Aiven-Open / tiered-storage-for-apache-kafka

RemoteStorageManager for Apache Kafka® Tiered Storage
Apache License 2.0
85 stars 18 forks source link

Thinking about disaster recovery #534

Open bingkunyangvungle opened 3 months ago

bingkunyangvungle commented 3 months ago

What is currently missing?

Since we have all the data needed in S3 already (including the log data and the metadata), it can be of great help if we can just recover from the shutdown of the cluster, and launch the new cluster to use the same topic folder(prefix_randomstring) in S3. For the new cluster, we can consume from the oldest offset from the old topic folder. In this way, we can fully achieve the disaster recovery.

How could this be improved?

Some suggestions: 1.Enable the topic can be created with designated folder (with random string) in S3 in the new cluster; 2.The new message for the topic can be stored in the older folder

Is this a feature you would work on yourself?

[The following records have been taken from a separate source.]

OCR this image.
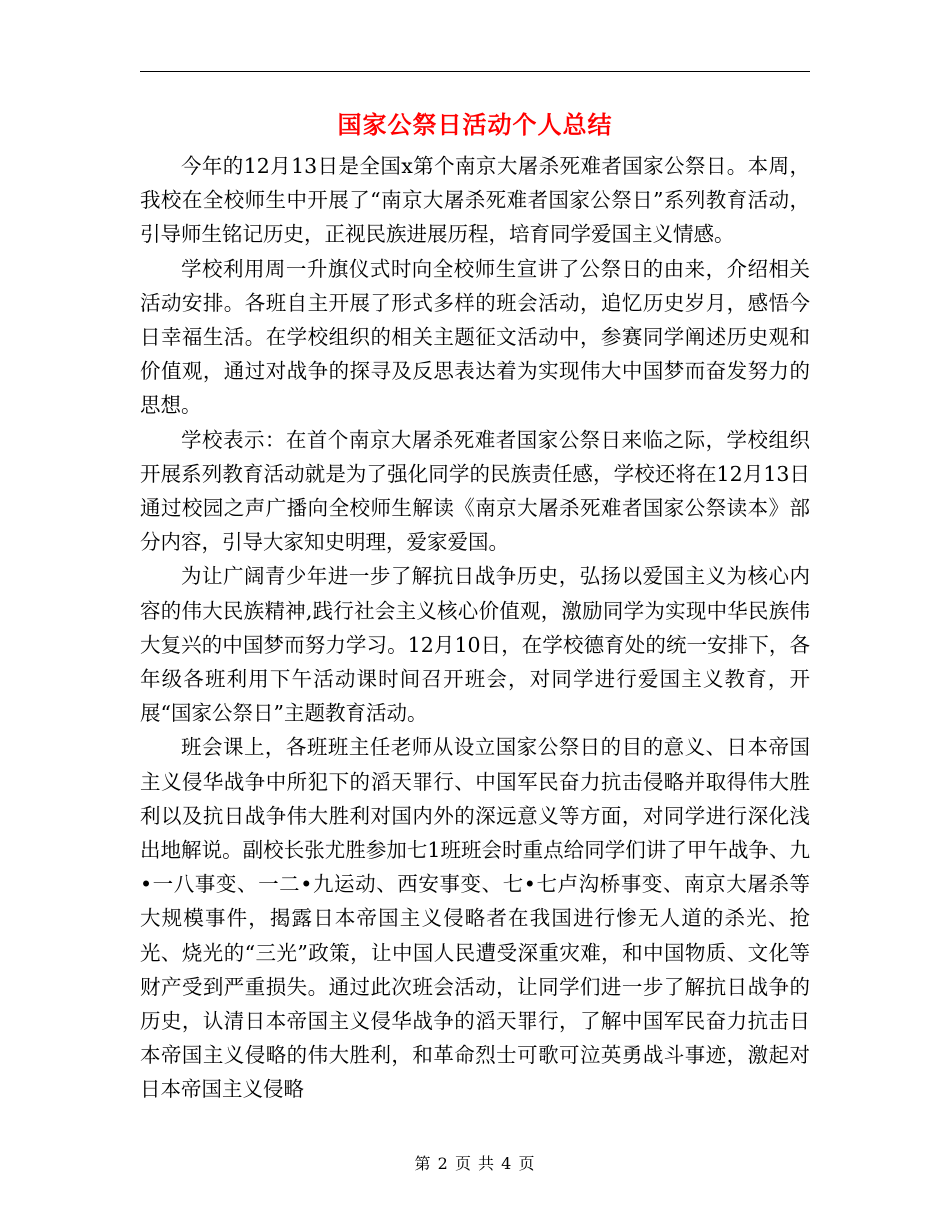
国家公祭日活动个人总结

今年的12月13日是全国x第个南京大屠杀死难者国家公祭日。本周，我校在全校师生中开展了“南京大屠杀死难者国家公祭日”系列教育活动，引导师生铭记历史，正视民族进展历程，培育同学爱国主义情感。

学校利用周一升旗仪式时向全校师生宣讲了公祭日的由来，介绍相关活动安排。各班自主开展了形式多样的班会活动，追忆历史岁月，感悟今日幸福生活。在学校组织的相关主题征文活动中，参赛同学阐述历史观和价值观，通过对战争的探寻及反思表达着为实现伟大中国梦而奋发努力的思想。

学校表示：在首个南京大屠杀死难者国家公祭日来临之际，学校组织开展系列教育活动就是为了强化同学的民族责任感，学校还将在12月13日通过校园之声广播向全校师生解读《南京大屠杀死难者国家公祭读本》部分内容，引导大家知史明理，爱家爱国。

为让广阔青少年进一步了解抗日战争历史，弘扬以爱国主义为核心内容的伟大民族精神,践行社会主义核心价值观，激励同学为实现中华民族伟大复兴的中国梦而努力学习。12月10日，在学校德育处的统一安排下，各年级各班利用下午活动课时间召开班会，对同学进行爱国主义教育，开展“国家公祭日”主题教育活动。

班会课上，各班班主任老师从设立国家公祭日的目的意义、日本帝国主义侵华战争中所犯下的滔天罪行、中国军民奋力抗击侵略并取得伟大胜利以及抗日战争伟大胜利对国内外的深远意义等方面，对同学进行深化浅出地解说。副校长张尤胜参加七1班班会时重点给同学们讲了甲午战争、九•一八事变、一二•九运动、西安事变、七•七卢沟桥事变、南京大屠杀等大规模事件，揭露日本帝国主义侵略者在我国进行惨无人道的杀光、抢光、烧光的“三光”政策，让中国人民遭受深重灾难，和中国物质、文化等财产受到严重损失。通过此次班会活动，让同学们进一步了解抗日战争的历史，认清日本帝国主义侵华战争的滔天罪行，了解中国军民奋力抗击日本帝国主义侵略的伟大胜利，和革命烈士可歌可泣英勇战斗事迹，激起对日本帝国主义侵略

第 2 页 共 4 页
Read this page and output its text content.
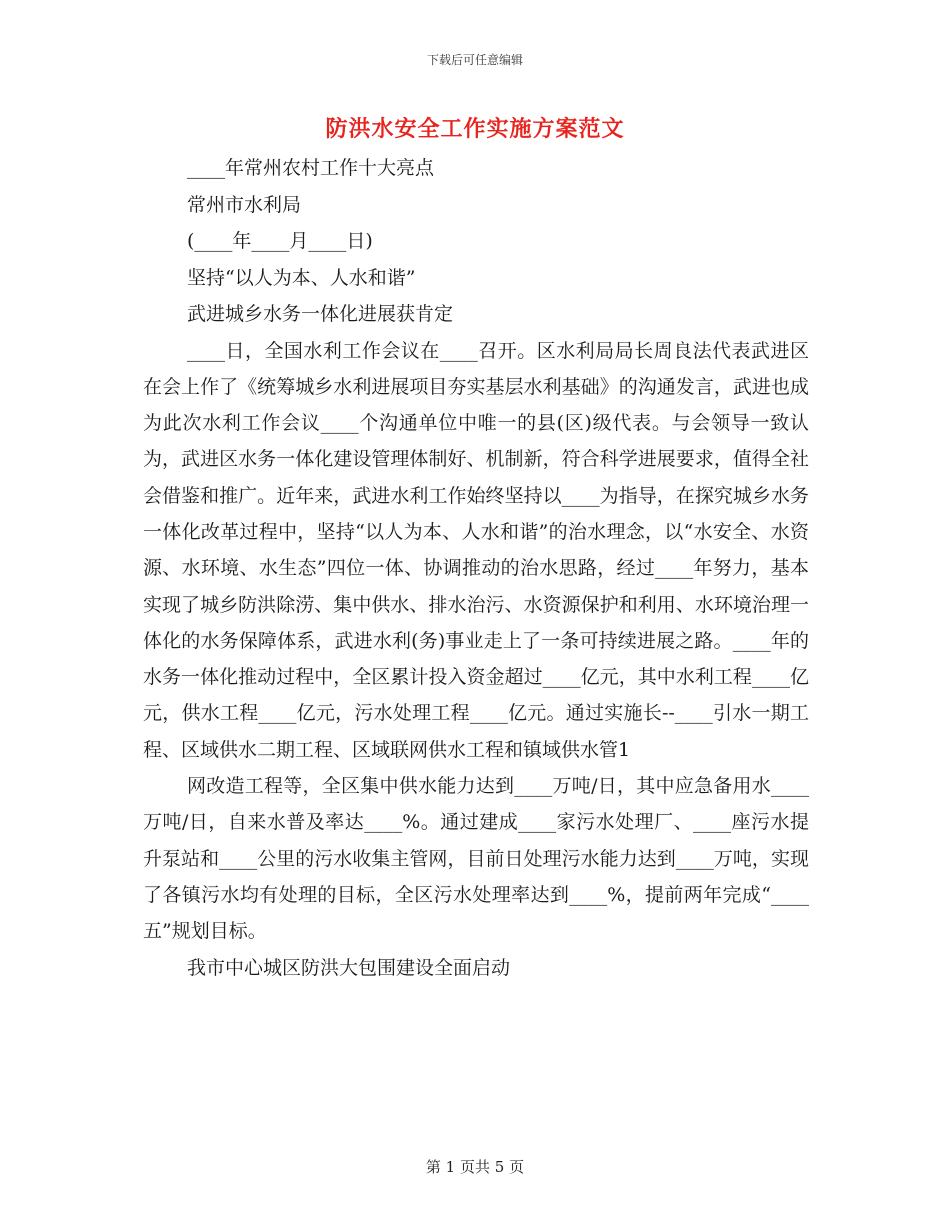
下载后可任意编辑
防洪水安全工作实施方案范文
____年常州农村工作十大亮点
常州市水利局
(____年____月____日)
坚持“以人为本、人水和谐”
武进城乡水务一体化进展获肯定

____日，全国水利工作会议在____召开。区水利局局长周良法代表武进区在会上作了《统筹城乡水利进展项目夯实基层水利基础》的沟通发言，武进也成为此次水利工作会议____个沟通单位中唯一的县(区)级代表。与会领导一致认为，武进区水务一体化建设管理体制好、机制新，符合科学进展要求，值得全社会借鉴和推广。近年来，武进水利工作始终坚持以____为指导，在探究城乡水务一体化改革过程中，坚持“以人为本、人水和谐”的治水理念，以“水安全、水资源、水环境、水生态”四位一体、协调推动的治水思路，经过____年努力，基本实现了城乡防洪除涝、集中供水、排水治污、水资源保护和利用、水环境治理一体化的水务保障体系，武进水利(务)事业走上了一条可持续进展之路。____年的水务一体化推动过程中，全区累计投入资金超过____亿元，其中水利工程____亿元，供水工程____亿元，污水处理工程____亿元。通过实施长--____引水一期工程、区域供水二期工程、区域联网供水工程和镇域供水管1

网改造工程等，全区集中供水能力达到____万吨/日，其中应急备用水____万吨/日，自来水普及率达____%。通过建成____家污水处理厂、____座污水提升泵站和____公里的污水收集主管网，目前日处理污水能力达到____万吨，实现了各镇污水均有处理的目标，全区污水处理率达到____%，提前两年完成“____五”规划目标。

我市中心城区防洪大包围建设全面启动
第 1 页共 5 页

I haven't take a look for the actual code part, but if someone can point me to the proper code link, I'd be happy to start looking.

ivanyu commented 3 months ago

Hi @bingkunyangvungle. Such restoration is certainly possible. Do you see particular changes need to be done to this RSM plugin?

ivanyu commented 3 months ago

Kafka doesn't really support this out of the box and quite a bit of work, sometimes hacky, needs to be done on a fresh cluster to make it correctly pick up an "attached" remote storage. Start from that topic IDs must match between the remote storage and the cluster, but the user doesn't control IDs of topics being created.

bingkunyangvungle commented 3 months ago

This is the tricky part that I think it might be. One proposal that I can think of is to have an internal mapping between the kafka-created topic ID <------> the plugin-managed topic ID. Then the plugin will manage the remote storage folder with the plugin-managed topic ID. Also user can provide/configure the plugin-managed topic ID for topic provisioning. Of course the plugin would also need to check if the remote storage folder exist or not.

Just toss some idea here to share.

funky-eyes commented 1 month ago

Kafka doesn't really support this out of the box and quite a bit of work, sometimes hacky, needs to be done on a fresh cluster to make it correctly pick up an "attached" remote storage. Start from that topic IDs must match between the remote storage and the cluster, but the user doesn't control IDs of topics being created.

Perhaps we can ignore the topicid inObjectKeyFactory#mainPath? Adding some configuration to achieve this purpose.

ivanyu commented 1 month ago

This probably also doesn't have to do to the plugin. The plugin is a pretty passive component and does only a limited number of operations by the broker request. I think this should be a separate tool and/or certain broker modifications to support restoration like this in the first place.

We're exploring this idea in Aiven, but for the reason mentioned above, I don't think the plugin will undergo much change in the course of this.